2016年9月14日水曜日

「蛍草」連城三紀彦


『流れのむこうに、月がある。
 川は東へと流れているから、今のぼったばかりなのだろうが、薄墨に掃かれながらも夕かげ
の残った空の端に、薄く透けている白い月は、今から沈んでいく残月のように見えた。光が、
まだ暮れきっていない空の色に負けていた。
 昭次は橋を渡りかけた足を止め、その月を眺めた。
 昨夜荒れ狂った雷雨を最後に、夏は逝ってしまったのだろう、激しい雷が空の一隅に落とし
忘れていった光の一雫(ひとしずく)とも見える月は、もう秋色の静かさである。・・・』


 1984年第91回直木賞を「恋文」という作品で受賞している連城三紀彦様の作品から、1988年に発表なさった「蛍草」という5つの短編小説の出だしも出だし、冒頭部分の引用です。

 如何ですか、イイでしょう。
 この出だしだけでもこの作家の、この作品の質の良さがわかります。
 時を惜しんでも読了したくなります。明日は十五夜様ですが、この時期にふさわしい書き出しの作品があるはずと、見つけておいた連城三紀彦ワールドでございます。

 きりがない程に沢山の賞を受賞してますが、彼の作品群にはミステリーも数多く、又、男女の機微を描いた作品も沢山残しました。それらの作品群からは想像もつきませんが、早稲田政経学部卒にして真宗大谷派のお坊さんでもあります。1985年に東本願寺にて得度してますが、その前年に直木賞を受賞した次第です。
 ただし残念なことに3年前に胃がんでお亡くなりになっています。私より二つ若い1948年生まれにて65歳の生涯でした。

 お断りしておきますが、前回の書き込みとは何の関わりもございません(とは、少し嘘っぽいですね)。

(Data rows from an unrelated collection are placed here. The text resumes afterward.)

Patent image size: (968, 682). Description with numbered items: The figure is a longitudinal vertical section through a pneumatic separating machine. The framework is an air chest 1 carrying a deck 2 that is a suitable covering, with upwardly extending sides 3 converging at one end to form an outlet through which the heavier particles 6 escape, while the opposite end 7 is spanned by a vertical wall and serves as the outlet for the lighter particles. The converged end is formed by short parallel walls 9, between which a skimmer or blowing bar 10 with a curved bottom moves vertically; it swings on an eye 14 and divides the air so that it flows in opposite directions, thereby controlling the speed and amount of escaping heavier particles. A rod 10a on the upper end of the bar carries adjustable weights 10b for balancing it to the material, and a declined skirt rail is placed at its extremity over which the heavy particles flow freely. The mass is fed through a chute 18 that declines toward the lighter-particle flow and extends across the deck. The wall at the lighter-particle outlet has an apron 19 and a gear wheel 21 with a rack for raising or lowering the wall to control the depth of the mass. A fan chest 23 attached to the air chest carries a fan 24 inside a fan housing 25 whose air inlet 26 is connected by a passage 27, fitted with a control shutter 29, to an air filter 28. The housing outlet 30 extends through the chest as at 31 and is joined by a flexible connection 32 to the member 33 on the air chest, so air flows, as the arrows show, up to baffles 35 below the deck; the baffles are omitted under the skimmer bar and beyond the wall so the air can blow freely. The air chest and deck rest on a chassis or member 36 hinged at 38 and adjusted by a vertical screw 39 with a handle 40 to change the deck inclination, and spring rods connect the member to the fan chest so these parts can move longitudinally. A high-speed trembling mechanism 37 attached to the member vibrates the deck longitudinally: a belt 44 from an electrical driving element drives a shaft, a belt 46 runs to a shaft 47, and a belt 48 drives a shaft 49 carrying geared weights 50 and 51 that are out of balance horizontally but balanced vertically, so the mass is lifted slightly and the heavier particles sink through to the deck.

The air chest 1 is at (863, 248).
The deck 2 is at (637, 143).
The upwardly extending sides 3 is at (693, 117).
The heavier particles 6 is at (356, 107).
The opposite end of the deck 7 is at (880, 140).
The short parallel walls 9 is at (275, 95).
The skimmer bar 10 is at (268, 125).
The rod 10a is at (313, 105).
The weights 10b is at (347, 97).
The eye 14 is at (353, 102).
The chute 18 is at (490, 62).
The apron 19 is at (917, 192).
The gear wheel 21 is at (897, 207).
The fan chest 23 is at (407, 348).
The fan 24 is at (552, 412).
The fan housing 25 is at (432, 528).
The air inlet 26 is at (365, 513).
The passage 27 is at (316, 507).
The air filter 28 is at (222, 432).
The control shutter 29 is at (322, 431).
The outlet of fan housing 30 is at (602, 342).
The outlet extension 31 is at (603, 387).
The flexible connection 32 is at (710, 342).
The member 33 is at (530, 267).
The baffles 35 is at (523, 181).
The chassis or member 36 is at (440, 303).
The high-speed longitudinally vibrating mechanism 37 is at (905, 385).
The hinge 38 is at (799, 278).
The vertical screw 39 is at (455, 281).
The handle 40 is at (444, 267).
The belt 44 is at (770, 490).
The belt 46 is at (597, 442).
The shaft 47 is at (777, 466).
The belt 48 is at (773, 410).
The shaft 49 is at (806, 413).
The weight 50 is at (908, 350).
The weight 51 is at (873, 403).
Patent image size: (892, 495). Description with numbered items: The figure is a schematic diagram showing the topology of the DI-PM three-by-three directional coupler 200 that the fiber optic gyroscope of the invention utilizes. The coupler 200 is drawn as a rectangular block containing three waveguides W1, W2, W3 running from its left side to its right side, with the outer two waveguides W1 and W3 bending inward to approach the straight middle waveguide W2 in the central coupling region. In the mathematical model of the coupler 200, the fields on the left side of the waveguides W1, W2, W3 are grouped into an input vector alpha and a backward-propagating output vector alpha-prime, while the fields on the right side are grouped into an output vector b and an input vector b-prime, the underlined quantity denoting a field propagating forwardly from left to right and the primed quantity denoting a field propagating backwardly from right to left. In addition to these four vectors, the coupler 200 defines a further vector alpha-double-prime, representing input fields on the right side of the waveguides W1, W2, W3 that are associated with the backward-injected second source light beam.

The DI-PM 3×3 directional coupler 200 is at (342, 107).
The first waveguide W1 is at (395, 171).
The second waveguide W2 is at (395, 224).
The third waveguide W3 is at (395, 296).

 かのこ庵の駐車場にはススキが、そしてコスモスが咲き始めました。
 そんな季節のうつろいを、表現された作品を、8月中に見つけ出しておいたのです。


 今回は「蛍草」の文章の段落に合わせるべく1行の文字数を多めにしました。従って文字が小さく多少読みずらいかと思いますが、お許しください。全く同作品と同じ段落にさせて頂きました。

 
 先週より「新芋にて『芋ようかん』」発売を開始いたしました。

 蚊に刺されながら明日のためにと、永野川上流の土手でススキ取りもしてきました。定休日でも庵主は医者に行ったり休めないのです。更に来週の定休日は開店してます。
 お彼岸中なのですねー。
 十月には連休する予定です。
 出来るかな?


 店頭に咲いている小菊です。  
 その先に見える植物は「さしも草」です。よく成長しているのがお分かり頂けますでしょうか。